阿毛说:“不要刷单,一旦被查到,立马降权沉底,半年内翻不了身。”
左小磊问道:“那你这算不算刷单呢?”
阿毛说:“我点直通车进来的,商城收了你的推广费,怎么可能认定我刷单?”
左小磊感到牙疼:“就这一分多钟,34块钱没了?”
阿毛说:“你以为呢?”
假聊了几句,下了个50块钱的单,阿毛说:“你现在欠我1550了。”
左小磊不好意思的挠了下头,赶紧把钱还了。
烧钱,果然是烧钱。
左小磊盯了一下午后台,余额唰唰的降到了不到100块。期间有几个问的,问问就走了,还有几个踩着直通车进来推销刷单软件,都是钱啊!
左小磊赶紧打电话给阿毛:“这是怎么回事?”
阿毛说:“前几天就这样儿,大多是同行恶意点击,就是耗费你直通车的钱的。”
左小磊说:“那怎么办?眼看就没钱了。”
阿毛说:“还能怎么办啊,接着充钱啊!”
左小磊有点犹豫,陷入了沉默。
阿毛说:“你要是没钱了,我帮你充,熬过去就好了。”就挂断了电话。
然后,左小磊的手机短信就提示收到了五千块钱。
左小磊不好意思了,咬了咬牙,又充上了五百,已经到了下班的点儿,刷了考勤,骑着电动车回家了。

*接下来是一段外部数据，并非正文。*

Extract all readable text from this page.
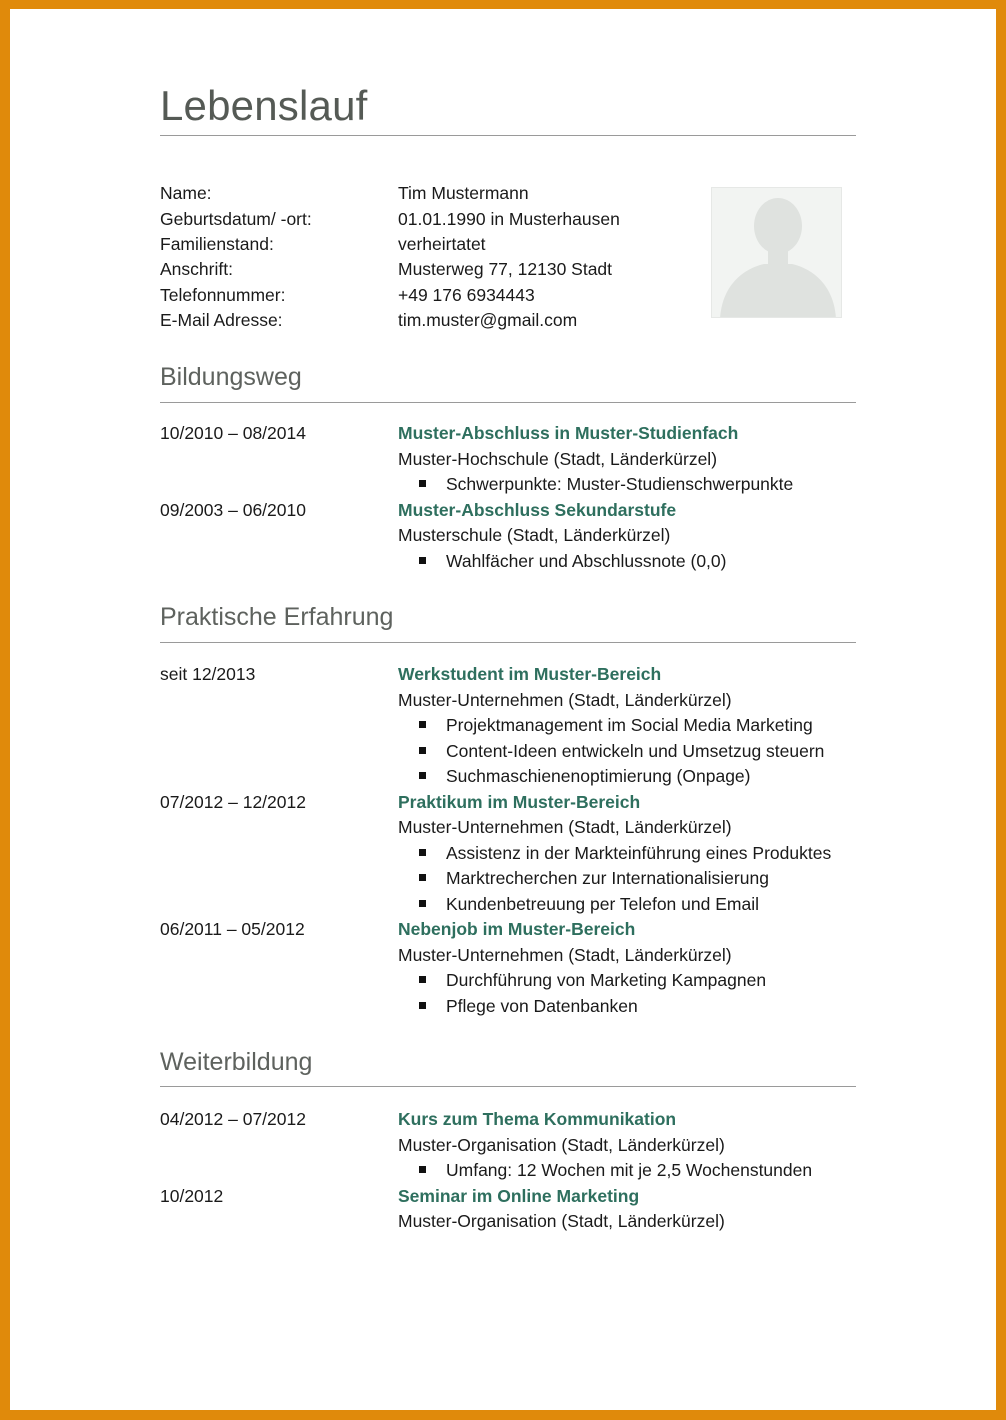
Lebenslauf
Name:	Tim Mustermann
Geburtsdatum/ -ort:	01.01.1990 in Musterhausen
Familienstand:	verheirtatet
Anschrift:	Musterweg 77, 12130 Stadt
Telefonnummer:	+49 176 6934443
E-Mail Adresse:	tim.muster@gmail.com
Bildungsweg
10/2010 – 08/2014	Muster-Abschluss in Muster-Studienfach
Muster-Hochschule (Stadt, Länderkürzel)
Schwerpunkte: Muster-Studienschwerpunkte
09/2003 – 06/2010	Muster-Abschluss Sekundarstufe
Musterschule (Stadt, Länderkürzel)
Wahlfächer und Abschlussnote (0,0)
Praktische Erfahrung
seit 12/2013	Werkstudent im Muster-Bereich
Muster-Unternehmen (Stadt, Länderkürzel)
Projektmanagement im Social Media Marketing
Content-Ideen entwickeln und Umsetzug steuern
Suchmaschienenoptimierung (Onpage)
07/2012 – 12/2012	Praktikum im Muster-Bereich
Muster-Unternehmen (Stadt, Länderkürzel)
Assistenz in der Markteinführung eines Produktes
Marktrecherchen zur Internationalisierung
Kundenbetreuung per Telefon und Email
06/2011 – 05/2012	Nebenjob im Muster-Bereich
Muster-Unternehmen (Stadt, Länderkürzel)
Durchführung von Marketing Kampagnen
Pflege von Datenbanken
Weiterbildung
04/2012 – 07/2012	Kurs zum Thema Kommunikation
Muster-Organisation (Stadt, Länderkürzel)
Umfang: 12 Wochen mit je 2,5 Wochenstunden
10/2012	Seminar im Online Marketing
Muster-Organisation (Stadt, Länderkürzel)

徐薇薇去接孩子去了,左小磊赶紧做菜,忽然“叮咚”一声,手机响了起来,赶紧擦了擦手,一个客户,是写藏头诗的,八个字藏头。
左小磊非常激动,报价60,对面还了一口价,说50就下单。左小磊连忙答应,然后就接到了人生中的第一个商城订单。
顾不上做菜了,赶紧打开电脑,快速写了一首藏头诗,要知道他在写手群,一单藏头诗,只能拿10块钱,既然已经做了五年兼职,这简直是小儿科。
对方很惊诧左小磊的速度,写的又优美,于是左小磊收获了店铺的第一个好评,翻来覆去的看,不住地乐。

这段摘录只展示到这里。